Happy Three Kings Day, everyone! For most of us, the holiday season starts the day after Halloween (whether we like it or not) and ends the day after the day after New Year’s (to sleep off that hangover). Jews, Muslims, Protestants, Agnostics and all others can agree that throughout our exhaustively commercialized culture, the season really starts when those Holiday colors hit the window displays, and don’t end until we pull out our hair, screaming for mercy. However, for a large part of our city’s Hispanic residents – 27% out of 8 million, according to the 2000 census – the most important holiday of them all is the Festival of the Three Kings. Predominately significant to the Caribbean countries and fellow member states, like Puerto Rico, the Dominican Republic, Cuba, Greater Latin America and even Mexico, the holiday, falling shortly after the new year, celebrates the Epiphany when the Three Magi / Wise Men / Kings delivered gold, frankincense and myrrh to the infant Jesus.
That was back then. Now, we had two major celebrations one weekend apart: Manhattan had their party on Friday and we Brooklynites rocked out on Sunday. East Harlem’s parade started at El Museo del Barrio on Upper Fifth Avenue, and ours took off from under the BQE along Graham Ave in Williamsburg. As shouldn’t surprise a soul, the party in the city was slightly more subdued: live camels, sheep and goats, children dressed up in colorful costumes, and many a festive float. Brooklyn had all that and a plate of arroz con frijoles – Hot 97 provided massive thumping speakers as well as sponsored the dozen or so classic cars from half a century ago – Cadillacs, Chevys, Fords, all gleaming and gorgeous. Along with the beautiful 4-wheelers, the Brooklyn celebration of Three Kings Day was accompanied by the Classic Riders — a group of Nuyoricans who take their love for classic Americana bicycles to a healthy, if astonishingly obsessive level.

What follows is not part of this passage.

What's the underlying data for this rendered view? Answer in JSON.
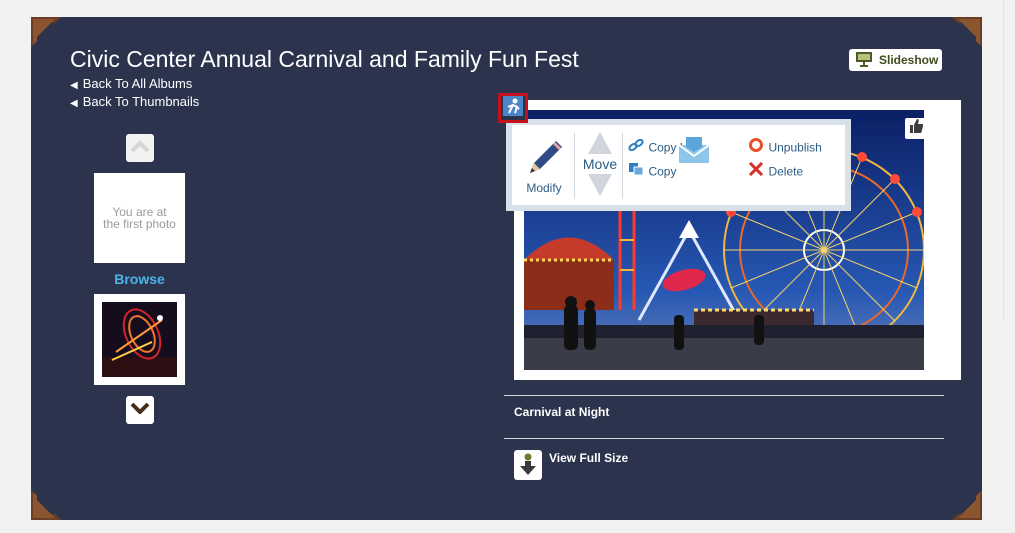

These bikes are exquisitely maintained. From glittering spoke wheels to detailed kickstand, to chrome inlaid chain guard, to stainless steel skull icon on the pump-action pressurized air horn, these bikes define the term “tricked out.” But it’s not bling for bling’s sake. All the riders want to do is show off their love for bicycling. In a city like this one, that’s hardly an easy feat. Roberto, one of the leaders of the loosely defined “gang” (although they do sport matching leather vests with a classic Schwinn cruiser embossed on the back) told me how much fun it is to ride around the city with his posse. (I couldn’t make out most of his words, it was the end of the night and he was pretty sauced.) A gentleman in his 60s, refined and dignified, with deep lines cross-hatching his face and smooth grey hair pulled back into a ponytail, Roberto threw his arm across my shoulder, standing outside the one-room social club the Riders maintain, out in East Bushwick by the elevated trains. What he said, I couldn’t translate. Not one word. But he said it with conviction and defiance. Possibly about riding bicycles in a city so congested with cars and exhaust pipes. Possibly about doing what you love, and loving what you do, and letting the whole world know about it. Possibly about not being shy or quiet about who you are and who your friends are. The Classic Riders do this everyday, on their tricks about town. They make people smile and laugh and wave and cheer, and embody the real gift of the Three Kings —the gift of joy.